You already know how important a good credit score is for getting mortgages, student loans, or even a job. And if you've got a good credit profile, a friend or family member may have already asked you to cosign their loan, rental agreement, or credit card application. Does cosigning hurt your credit score?
Cosigning can help a friend or loved one qualify for something they could otherwise miss, though for you, it means legal responsibility to repay the cosigned debt if the primary borrower fails to do it. Therefore, deciding whether to cosign a loan requires a careful consideration, and you should only do it for people you trust.
Does cosigning hurt your credit score?
The impact that cosigning a loan would have on your credit profile depends on the behavior of the person you’re signing for. If they keep their side of the agreement, cosigning can actually benefit your credit score, but if they don't, you could be in trouble.
When cosigning can hurt your credit, and when it can help
When it comes to calculating credit scores, payment history is the most important factor. Therefore, your credit may be impacted if the primary borrower fails to make timely payments on the cosigned debt. For example, if you cosigned an auto loan and the vehicle gets repossessed because of defaults in payments, your credit would be damaged. A cosigned account that goes into collection would also hurt your credit.
However, if the primary borrower maintains timely payments on the cosigned account and pays off the debt as agreed, the good payment history can help your credit score.
What to consider before you cosign a loan
When you cosign a loan, it’s not just your credit at stake—your relationship with the borrower will also be tested. Consider that if it’s a friend or family member, their default on the cosigned debt may strain or even ruin your relationship.

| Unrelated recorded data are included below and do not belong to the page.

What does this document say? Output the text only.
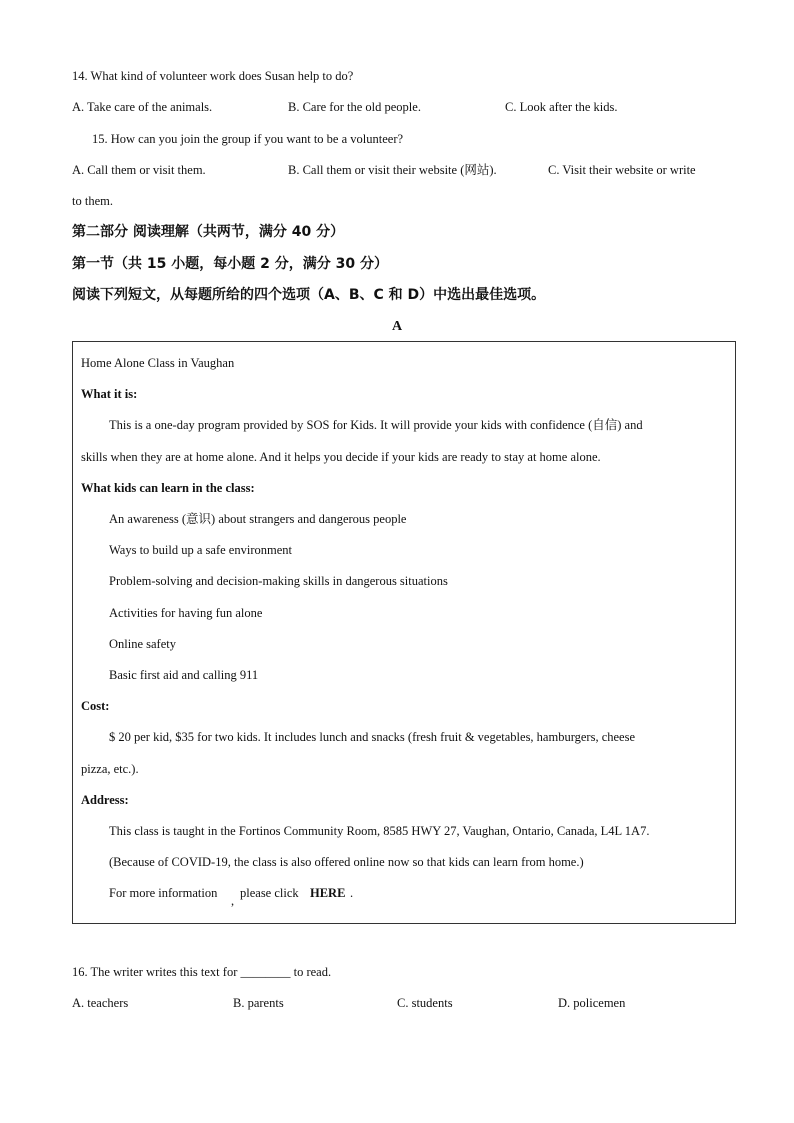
14. What kind of volunteer work does Susan help to do?
A. Take care of the animals.	B. Care for the old people.	C. Look after the kids.
15. How can you join the group if you want to be a volunteer?
A. Call them or visit them.	B. Call them or visit their website (网站).	C. Visit their website or write
to them.
第二部分 阅读理解（共两节，满分 40 分）
第一节（共 15 小题，每小题 2 分，满分 30 分）
阅读下列短文，从每题所给的四个选项（A、B、C 和 D）中选出最佳选项。
A
Home Alone Class in Vaughan
What it is:
This is a one-day program provided by SOS for Kids. It will provide your kids with confidence (自信) and
skills when they are at home alone. And it helps you decide if your kids are ready to stay at home alone.
What kids can learn in the class:
An awareness (意识) about strangers and dangerous people
Ways to build up a safe environment
Problem-solving and decision-making skills in dangerous situations
Activities for having fun alone
Online safety
Basic first aid and calling 911
Cost:
$ 20 per kid, $35 for two kids. It includes lunch and snacks (fresh fruit & vegetables, hamburgers, cheese
pizza, etc.).
Address:
This class is taught in the Fortinos Community Room, 8585 HWY 27, Vaughan, Ontario, Canada, L4L 1A7.
(Because of COVID-19, the class is also offered online now so that kids can learn from home.)
For more information
,
please click HERE .
16. The writer writes this text for ________ to read.
A. teachers	B. parents	C. students	D. policemen
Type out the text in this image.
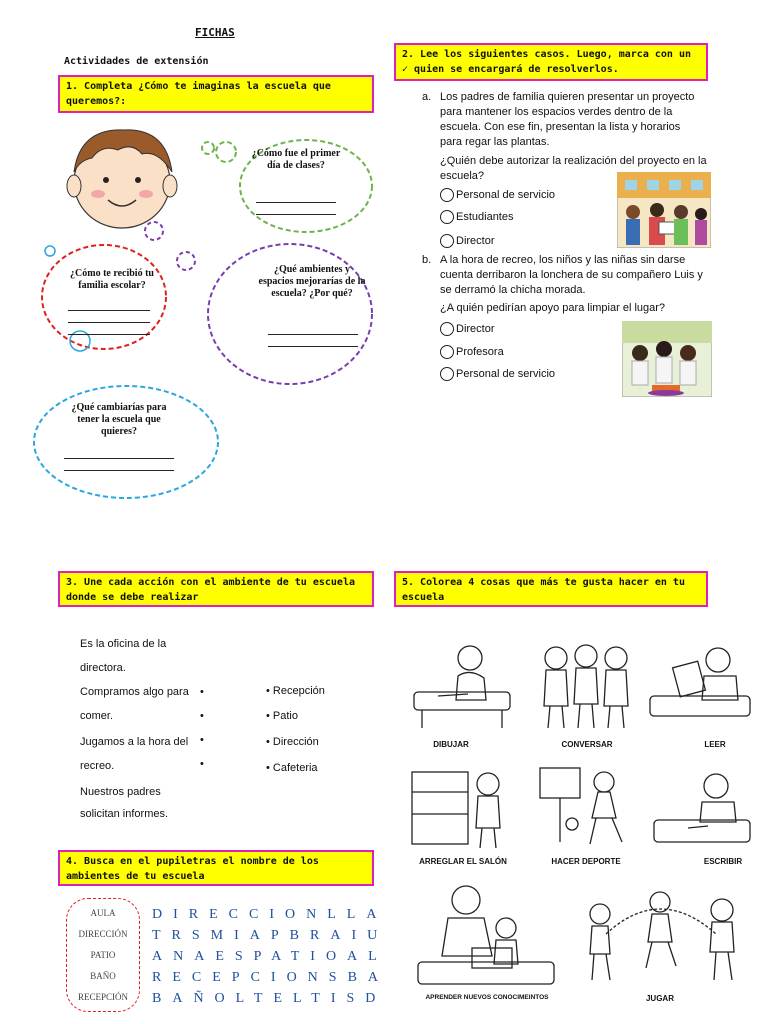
FICHAS
Actividades de extensión
1. Completa ¿Cómo te imaginas la escuela que queremos?:
¿Cómo fue el primer día de clases?
¿Cómo te recibió tu familia escolar?
¿Qué ambientes y espacios mejorarías de la escuela? ¿Por qué?
¿Qué cambiarías para tener la escuela que quieres?
2. Lee los siguientes casos. Luego, marca con un ✓ quien se encargará de resolverlos.
a. Los padres de familia quieren presentar un proyecto para mantener los espacios verdes dentro de la escuela. Con ese fin, presentan la lista y horarios para regar las plantas.
¿Quién debe autorizar la realización del proyecto en la escuela?
Personal de servicio
Estudiantes
Director
b. A la hora de recreo, los niños y las niñas sin darse cuenta derribaron la lonchera de su compañero Luis y se derramó la chicha morada.
¿A quién pedirían apoyo para limpiar el lugar?
Director
Profesora
Personal de servicio
3. Une cada acción con el ambiente de tu escuela donde se debe realizar
Es la oficina de la
directora.
Compramos algo para
comer.
Jugamos a la hora del
recreo.
Nuestros padres
solicitan informes.
•
•
•
•
• Recepción
• Patio
• Dirección
• Cafeteria
4. Busca en el pupiletras el nombre de los ambientes de tu escuela
AULA
DIRECCIÓN
PATIO
BAÑO
RECEPCIÓN
DIRECCIONLLA
TRSMIAPBRAIU
ANAESPATIOAL
RECEPCIONSBA
BAÑOLTELTISD
5. Colorea 4 cosas que más te gusta hacer en tu escuela
DIBUJAR	CONVERSAR	LEER
ARREGLAR EL SALÓN	HACER DEPORTE	ESCRIBIR
APRENDER NUEVOS CONOCIMEINTOS	JUGAR
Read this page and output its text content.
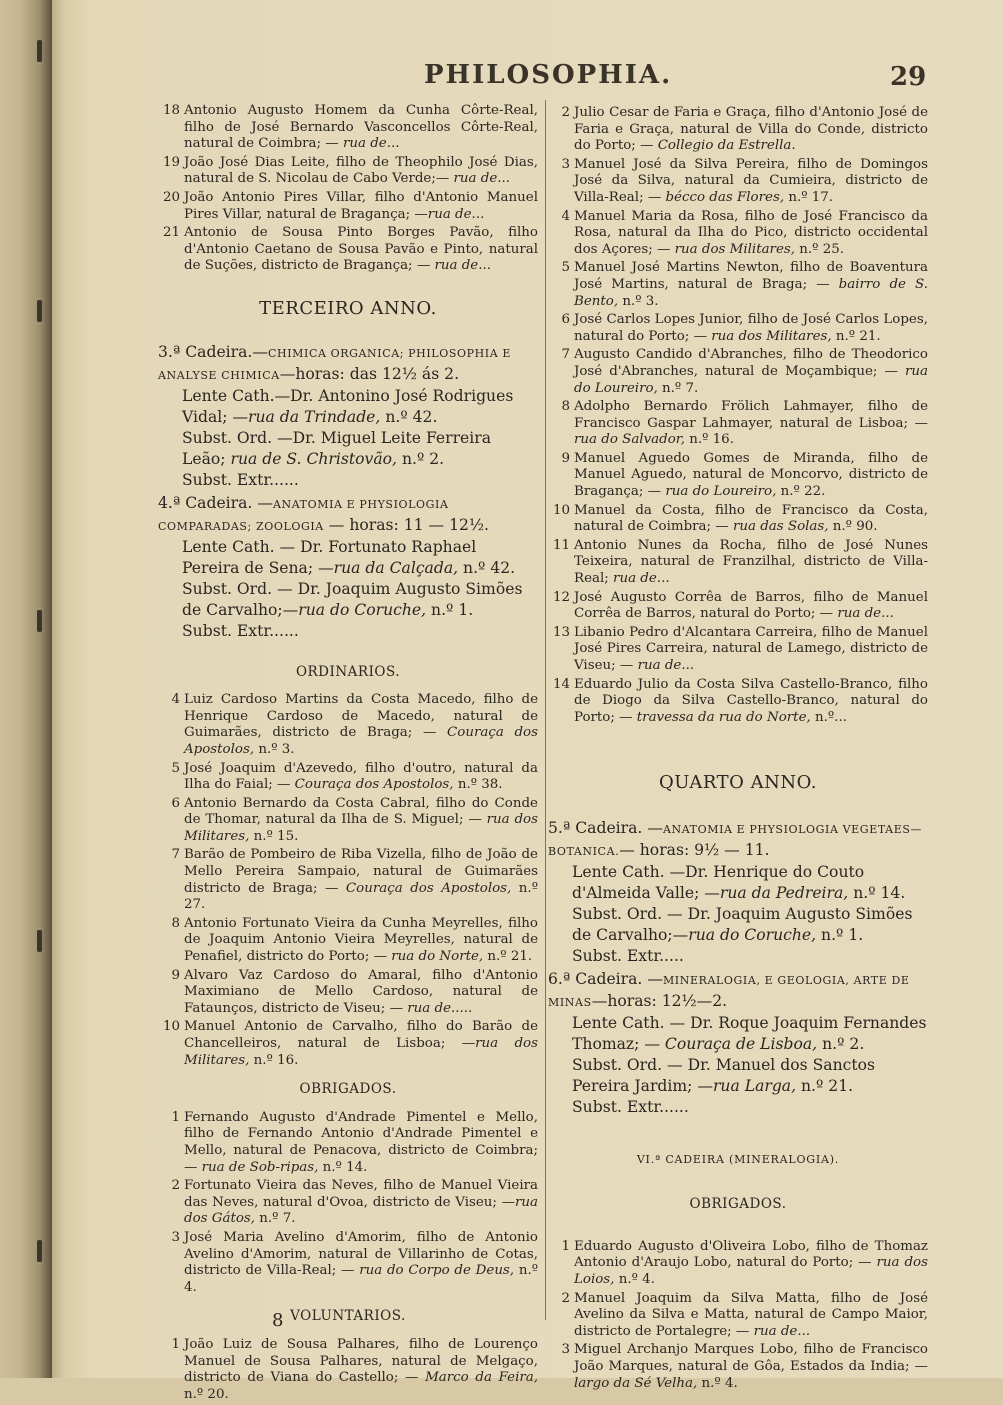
PHILOSOPHIA.	29

18 Antonio Augusto Homem da Cunha Côrte-Real, filho de José Bernardo Vasconcellos Côrte-Real, natural de Coimbra; — rua de...

19 João José Dias Leite, filho de Theophilo José Dias, natural de S. Nicolau de Cabo Verde;— rua de...

20 João Antonio Pires Villar, filho d'Antonio Manuel Pires Villar, natural de Bragança; —rua de...

21 Antonio de Sousa Pinto Borges Pavão, filho d'Antonio Caetano de Sousa Pavão e Pinto, natural de Suções, districto de Bragança; — rua de...

TERCEIRO ANNO.
3.ª Cadeira.—CHIMICA ORGANICA; PHILOSOPHIA E ANALYSE CHIMICA—horas: das 12½ ás 2.
Lente Cath.—Dr. Antonino José Rodrigues Vidal; —rua da Trindade, n.º 42.
Subst. Ord. —Dr. Miguel Leite Ferreira Leão; rua de S. Christovão, n.º 2.
Subst. Extr......
4.ª Cadeira. —ANATOMIA E PHYSIOLOGIA COMPARADAS; ZOOLOGIA — horas: 11 — 12½.
Lente Cath. — Dr. Fortunato Raphael Pereira de Sena; —rua da Calçada, n.º 42.
Subst. Ord. — Dr. Joaquim Augusto Simões de Carvalho;—rua do Coruche, n.º 1.
Subst. Extr......
ORDINARIOS.

4 Luiz Cardoso Martins da Costa Macedo, filho de Henrique Cardoso de Macedo, natural de Guimarães, districto de Braga; — Couraça dos Apostolos, n.º 3.

5 José Joaquim d'Azevedo, filho d'outro, natural da Ilha do Faial; — Couraça dos Apostolos, n.º 38.

6 Antonio Bernardo da Costa Cabral, filho do Conde de Thomar, natural da Ilha de S. Miguel; — rua dos Militares, n.º 15.

7 Barão de Pombeiro de Riba Vizella, filho de João de Mello Pereira Sampaio, natural de Guimarães districto de Braga; — Couraça dos Apostolos, n.º 27.

8 Antonio Fortunato Vieira da Cunha Meyrelles, filho de Joaquim Antonio Vieira Meyrelles, natural de Penafiel, districto do Porto; — rua do Norte, n.º 21.

9 Alvaro Vaz Cardoso do Amaral, filho d'Antonio Maximiano de Mello Cardoso, natural de Fataunços, districto de Viseu; — rua de.....

10 Manuel Antonio de Carvalho, filho do Barão de Chancelleiros, natural de Lisboa; —rua dos Militares, n.º 16.

OBRIGADOS.

1 Fernando Augusto d'Andrade Pimentel e Mello, filho de Fernando Antonio d'Andrade Pimentel e Mello, natural de Penacova, districto de Coimbra; — rua de Sob-ripas, n.º 14.

2 Fortunato Vieira das Neves, filho de Manuel Vieira das Neves, natural d'Ovoa, districto de Viseu; —rua dos Gátos, n.º 7.

3 José Maria Avelino d'Amorim, filho de Antonio Avelino d'Amorim, natural de Villarinho de Cotas, districto de Villa-Real; — rua do Corpo de Deus, n.º 4.

VOLUNTARIOS.

1 João Luiz de Sousa Palhares, filho de Lourenço Manuel de Sousa Palhares, natural de Melgaço, districto de Viana do Castello; — Marco da Feira, n.º 20.

8

2 Julio Cesar de Faria e Graça, filho d'Antonio José de Faria e Graça, natural de Villa do Conde, districto do Porto; — Collegio da Estrella.

3 Manuel José da Silva Pereira, filho de Domingos José da Silva, natural da Cumieira, districto de Villa-Real; — bécco das Flores, n.º 17.

4 Manuel Maria da Rosa, filho de José Francisco da Rosa, natural da Ilha do Pico, districto occidental dos Açores; — rua dos Militares, n.º 25.

5 Manuel José Martins Newton, filho de Boaventura José Martins, natural de Braga; — bairro de S. Bento, n.º 3.

6 José Carlos Lopes Junior, filho de José Carlos Lopes, natural do Porto; — rua dos Militares, n.º 21.

7 Augusto Candido d'Abranches, filho de Theodorico José d'Abranches, natural de Moçambique; — rua do Loureiro, n.º 7.

8 Adolpho Bernardo Frölich Lahmayer, filho de Francisco Gaspar Lahmayer, natural de Lisboa; — rua do Salvador, n.º 16.

9 Manuel Aguedo Gomes de Miranda, filho de Manuel Aguedo, natural de Moncorvo, districto de Bragança; — rua do Loureiro, n.º 22.

10 Manuel da Costa, filho de Francisco da Costa, natural de Coimbra; — rua das Solas, n.º 90.

11 Antonio Nunes da Rocha, filho de José Nunes Teixeira, natural de Franzilhal, districto de Villa-Real; rua de...

12 José Augusto Corrêa de Barros, filho de Manuel Corrêa de Barros, natural do Porto; — rua de...

13 Libanio Pedro d'Alcantara Carreira, filho de Manuel José Pires Carreira, natural de Lamego, districto de Viseu; — rua de...

14 Eduardo Julio da Costa Silva Castello-Branco, filho de Diogo da Silva Castello-Branco, natural do Porto; — travessa da rua do Norte, n.º...

QUARTO ANNO.
5.ª Cadeira. —ANATOMIA E PHYSIOLOGIA VEGETAES—BOTANICA.— horas: 9½ — 11.
Lente Cath. —Dr. Henrique do Couto d'Almeida Valle; —rua da Pedreira, n.º 14.
Subst. Ord. — Dr. Joaquim Augusto Simões de Carvalho;—rua do Coruche, n.º 1.
Subst. Extr.....
6.ª Cadeira. —MINERALOGIA, E GEOLOGIA, ARTE DE MINAS—horas: 12½—2.
Lente Cath. — Dr. Roque Joaquim Fernandes Thomaz; — Couraça de Lisboa, n.º 2.
Subst. Ord. — Dr. Manuel dos Sanctos Pereira Jardim; —rua Larga, n.º 21.
Subst. Extr......
VI.ª CADEIRA (MINERALOGIA).
OBRIGADOS.

1 Eduardo Augusto d'Oliveira Lobo, filho de Thomaz Antonio d'Araujo Lobo, natural do Porto; — rua dos Loios, n.º 4.

2 Manuel Joaquim da Silva Matta, filho de José Avelino da Silva e Matta, natural de Campo Maior, districto de Portalegre; — rua de...

3 Miguel Archanjo Marques Lobo, filho de Francisco João Marques, natural de Gôa, Estados da India; — largo da Sé Velha, n.º 4.
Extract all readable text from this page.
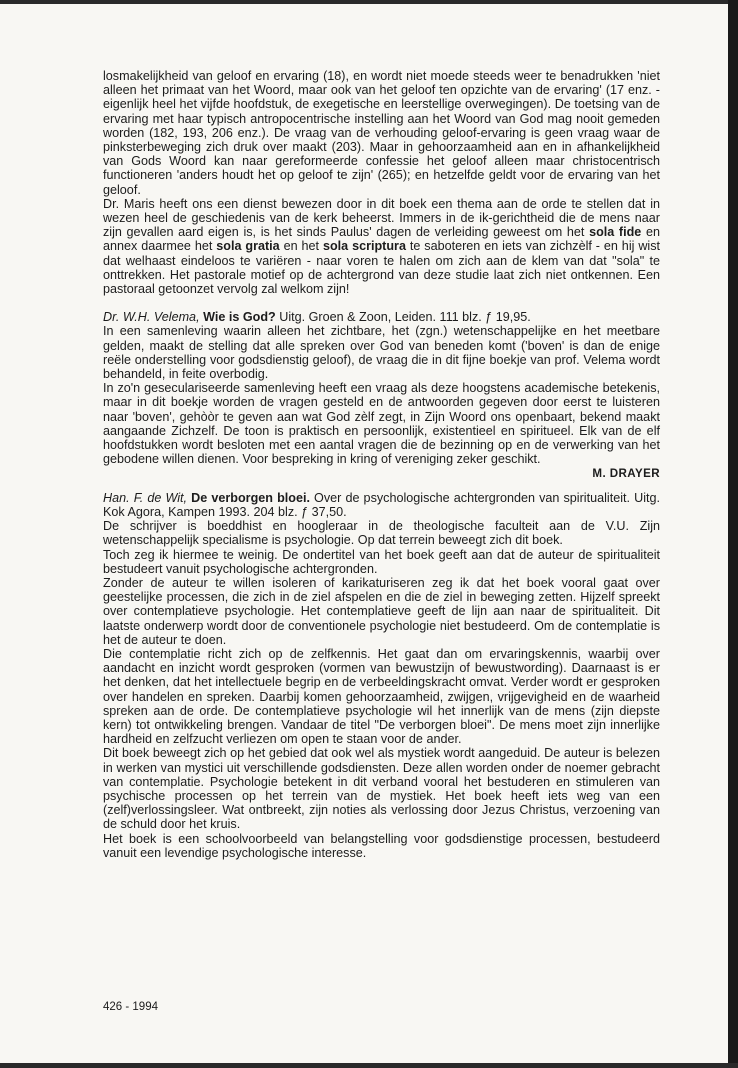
losmakelijkheid van geloof en ervaring (18), en wordt niet moede steeds weer te benadrukken 'niet alleen het primaat van het Woord, maar ook van het geloof ten opzichte van de ervaring' (17 enz. - eigenlijk heel het vijfde hoofdstuk, de exegetische en leerstellige overwegingen). De toetsing van de ervaring met haar typisch antropocentrische instelling aan het Woord van God mag nooit gemeden worden (182, 193, 206 enz.). De vraag van de verhouding geloof-ervaring is geen vraag waar de pinksterbeweging zich druk over maakt (203). Maar in gehoorzaamheid aan en in afhankelijkheid van Gods Woord kan naar gereformeerde confessie het geloof alleen maar christocentrisch functioneren 'anders houdt het op geloof te zijn' (265); en hetzelfde geldt voor de ervaring van het geloof.

Dr. Maris heeft ons een dienst bewezen door in dit boek een thema aan de orde te stellen dat in wezen heel de geschiedenis van de kerk beheerst. Immers in de ik-gerichtheid die de mens naar zijn gevallen aard eigen is, is het sinds Paulus' dagen de verleiding geweest om het sola fide en annex daarmee het sola gratia en het sola scriptura te saboteren en iets van zichzèlf - en hij wist dat welhaast eindeloos te variëren - naar voren te halen om zich aan de klem van dat "sola" te onttrekken. Het pastorale motief op de achtergrond van deze studie laat zich niet ontkennen. Een pastoraal getoonzet vervolg zal welkom zijn!

Dr. W.H. Velema, Wie is God? Uitg. Groen & Zoon, Leiden. 111 blz. ƒ 19,95.

In een samenleving waarin alleen het zichtbare, het (zgn.) wetenschappelijke en het meetbare gelden, maakt de stelling dat alle spreken over God van beneden komt ('boven' is dan de enige reële onderstelling voor godsdienstig geloof), de vraag die in dit fijne boekje van prof. Velema wordt behandeld, in feite overbodig.

In zo'n geseculariseerde samenleving heeft een vraag als deze hoogstens academische betekenis, maar in dit boekje worden de vragen gesteld en de antwoorden gegeven door eerst te luisteren naar 'boven', gehòòr te geven aan wat God zèlf zegt, in Zijn Woord ons openbaart, bekend maakt aangaande Zichzelf. De toon is praktisch en persoonlijk, existentieel en spiritueel. Elk van de elf hoofdstukken wordt besloten met een aantal vragen die de bezinning op en de verwerking van het gebodene willen dienen. Voor bespreking in kring of vereniging zeker geschikt.

M. DRAYER

Han. F. de Wit, De verborgen bloei. Over de psychologische achtergronden van spiritualiteit. Uitg. Kok Agora, Kampen 1993. 204 blz. ƒ 37,50.

De schrijver is boeddhist en hoogleraar in de theologische faculteit aan de V.U. Zijn wetenschappelijk specialisme is psychologie. Op dat terrein beweegt zich dit boek.

Toch zeg ik hiermee te weinig. De ondertitel van het boek geeft aan dat de auteur de spiritualiteit bestudeert vanuit psychologische achtergronden.

Zonder de auteur te willen isoleren of karikaturiseren zeg ik dat het boek vooral gaat over geestelijke processen, die zich in de ziel afspelen en die de ziel in beweging zetten. Hijzelf spreekt over contemplatieve psychologie. Het contemplatieve geeft de lijn aan naar de spiritualiteit. Dit laatste onderwerp wordt door de conventionele psychologie niet bestudeerd. Om de contemplatie is het de auteur te doen.

Die contemplatie richt zich op de zelfkennis. Het gaat dan om ervaringskennis, waarbij over aandacht en inzicht wordt gesproken (vormen van bewustzijn of bewustwording). Daarnaast is er het denken, dat het intellectuele begrip en de verbeeldingskracht omvat. Verder wordt er gesproken over handelen en spreken. Daarbij komen gehoorzaamheid, zwijgen, vrijgevigheid en de waarheid spreken aan de orde. De contemplatieve psychologie wil het innerlijk van de mens (zijn diepste kern) tot ontwikkeling brengen. Vandaar de titel "De verborgen bloei". De mens moet zijn innerlijke hardheid en zelfzucht verliezen om open te staan voor de ander.

Dit boek beweegt zich op het gebied dat ook wel als mystiek wordt aangeduid. De auteur is belezen in werken van mystici uit verschillende godsdiensten. Deze allen worden onder de noemer gebracht van contemplatie. Psychologie betekent in dit verband vooral het bestuderen en stimuleren van psychische processen op het terrein van de mystiek. Het boek heeft iets weg van een (zelf)verlossingsleer. Wat ontbreekt, zijn noties als verlossing door Jezus Christus, verzoening van de schuld door het kruis.

Het boek is een schoolvoorbeeld van belangstelling voor godsdienstige processen, bestudeerd vanuit een levendige psychologische interesse.

426 - 1994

Additionally, before you cosign a loan, make sure you can control the damage if the worst happens. Ask yourself if you’re in a position to cover the debt should the primary borrower default. Otherwise, creditors could seize your paycheck or savings to pay the debt.
Minimize your cosigning risk by obtaining an option to get out of the arrangement at some point in the future. For some cosigned credit types, you can withdraw as a cosigner after the primary borrower has made consistent payments for some time. It's worth checking if this option is available before cosigning.